It's time to kill the carbon credit

I recently took a class at Harvard in (big breath) the International Political Economy of Decarbonization, taught by the fantastic Juergen Braunstein, author of (big breath) Capital Choices: Sectoral Politics and the Variation of Sovereign Wealth. One of the assignments in the class was to write an 800-word op-ed about, well, anything relating to economics, decarbonization, and international politics. I decided to tackle the topic of carbon credits, mostly because the issue was already at the front of my mind. Though my actual, practical approach to the topic is more nuanced, I decided to go all the way with this, just to test my skills. And hey, it worked out: I got an A! So I'm sharing it here now, in hopes that it might spark some discussion, if nothing else.

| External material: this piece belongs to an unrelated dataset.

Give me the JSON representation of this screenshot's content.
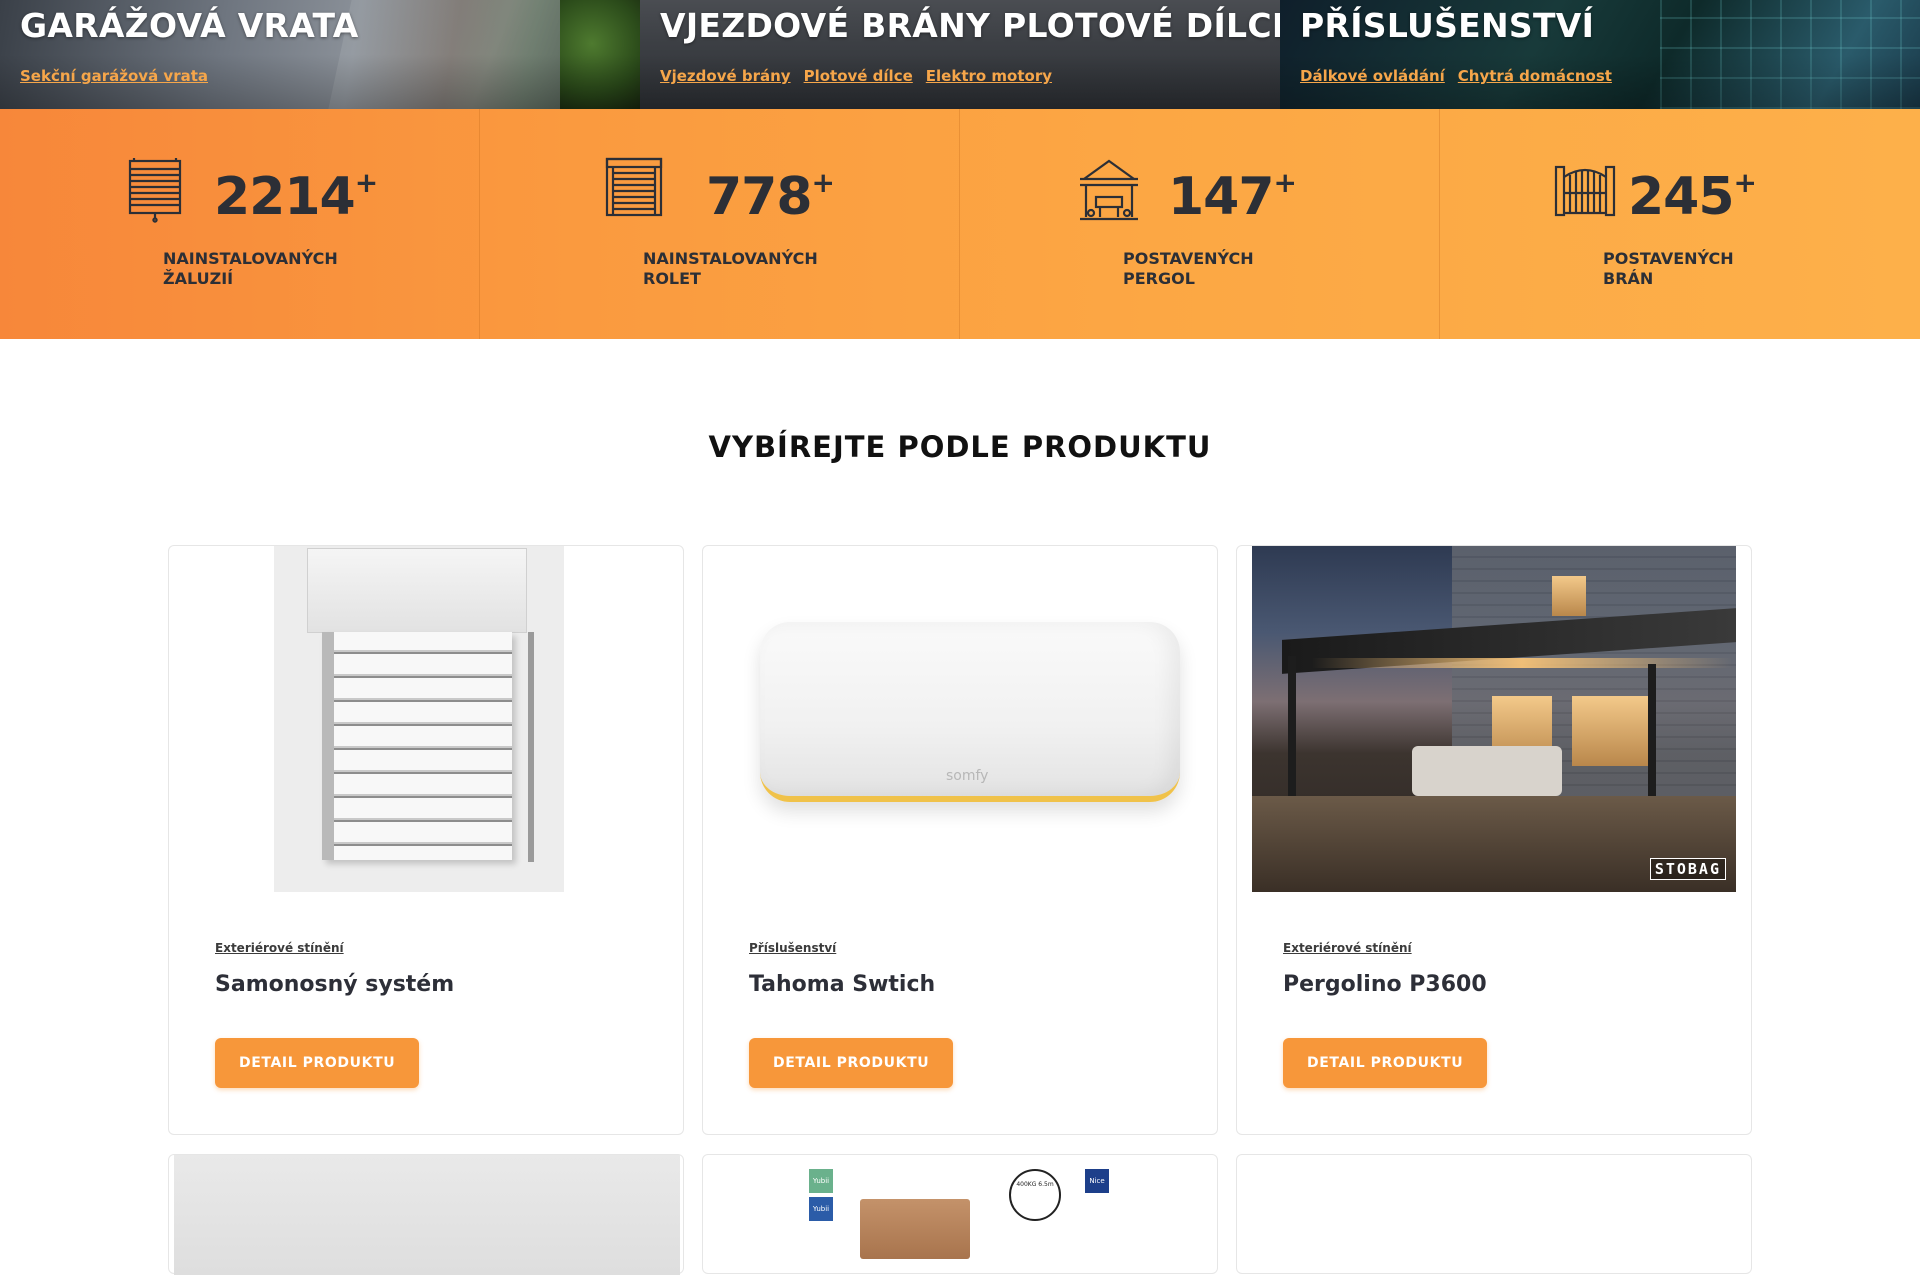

The idea of carbon credits or emissions trading was a novel concept when it first gained popularity in the 1980s. But at the time, so was the concept of manmade climate change. In the intervening decades, one of those things has emerged as such a powerful influence on human life that no one but Exxon could have predicted it. The other has revealed itself to be little more than a Ponzi scheme that somehow still facilitates a billion dollar marketplace through greenwashing while hindering large-scale decarbonization efforts. The only way to ensure that the planet remains habitable for future generations is for the UN Framework Convention on Climate Change to rescind all flexible mechanisms for Certified Emission Reductions, and close the carbon markets for good.

Since 1980, climate change has caused nearly  $2 trillion dollars in damage in the United States alone. Of course, borders only exist on maps, so those numbers don't even begin to factor in the total global ecological impact of greenhouse gasses. Carbon offset schemes such as "cap and trade" were allegedly designed to reduce these problems by turning them into commodities. Decades later, whatever wealth was theoretically generated through these carbon credits has yet to trickle down to the people who are actually being impacted by that (increasingly frequent, and thus increasingly costly) ecological devastation. In fact, emissions trading has been largely ineffective at reducing actual emissions. The only thing these markets seem to be good at is encouraging rampant financial fraud through the creation of intangible assets for an increasingly exclusive group of traders.  

Let's take a moment and imagine a world with an international market for murder (yes, bear with me). Anyone can kill anybody else — for any reason, doesn't matter, it's all murder in the end — but it's going to cost them, now that UN member-nations have agreed upon a global cap for killing people based on some arbitrarily-determined social cost of murder

In this scenario, you could off an ex-lover, for example, as long as you offset that life with a murder credit, which now has a flexible monetary value attached. You can generate additional murder credits by creating more life on the planet; or, if you're wealthy enough to be the kind of the person who deals seriously in tax credit loopholes, you can just make some vague promises not to kill people whom you could have otherwise killed for profit (even if you weren't actually going to kill them anyway). Then you can turn around and sell those murder credits to a multinational corporation like Villains R' Us. You get a million dollars (or whatever the current market value of murder might be, depending on the whims of supply and demand); they get to "offset" their murderous activity, while enjoying that free pass to kill off a squeaky wheel employee who's been trying to unionize the workers. 

Do you believe the murder market in this (admittedly ridiculous) scenario would actually be effective at reducing violence overall? Could it successfully end all wars, by making them too costly to engage in, simply by offsetting the act of government-sanctioned slaughter? Even if you lowered the cap on murder limits every year, people could still generate more murder credits. In fact, they would be incentivized to do so, because of the increased demand for murder in relation to the capped supply (it is, after all, a quick and affordably way to boost your bottom line). The lack of secondary markets, and restrictions on who could participate in the murder market would further complicate the matter. 

In the meantime, people who live in the murder market world would still be getting killed; their murders would just be offset and legitimized. Even in the best case scenario, someone would still eventually have to pay out for those murder credits — at a time when supply is lowest, making prices even higher.

Carbon credits might not be as immediately devastating as these hypothetical murder credits. But the end result is still the same: a self-perpetuating marketplace that produces no tangible assets, and exists exclusively to create wealth and power for the wealthy and powerful while making things worse for everyone else. Markets in general can certainly have a place in the transition to a decarbonized world — but there are plenty of economic opportunities to achieve that goal without further commodifying the precise problem that's causing our climate to change in the first place. 

In the Irish language, a caidhp bháis is a "death cap" — a shroud placed over the face of a corpse, or a term of endearment for the hood worn by the British judges who sentenced so many Irish to death or transportation. This is said to be the source of the modern English slang word "kibosh" — to put an end to something. Whatever the true etymology of the word, I'd say it's well past time to put a kibosh on the carbon credit, or a death cap onto cap-and-trade. Because we simply can't decarbonize when carbon is commodified.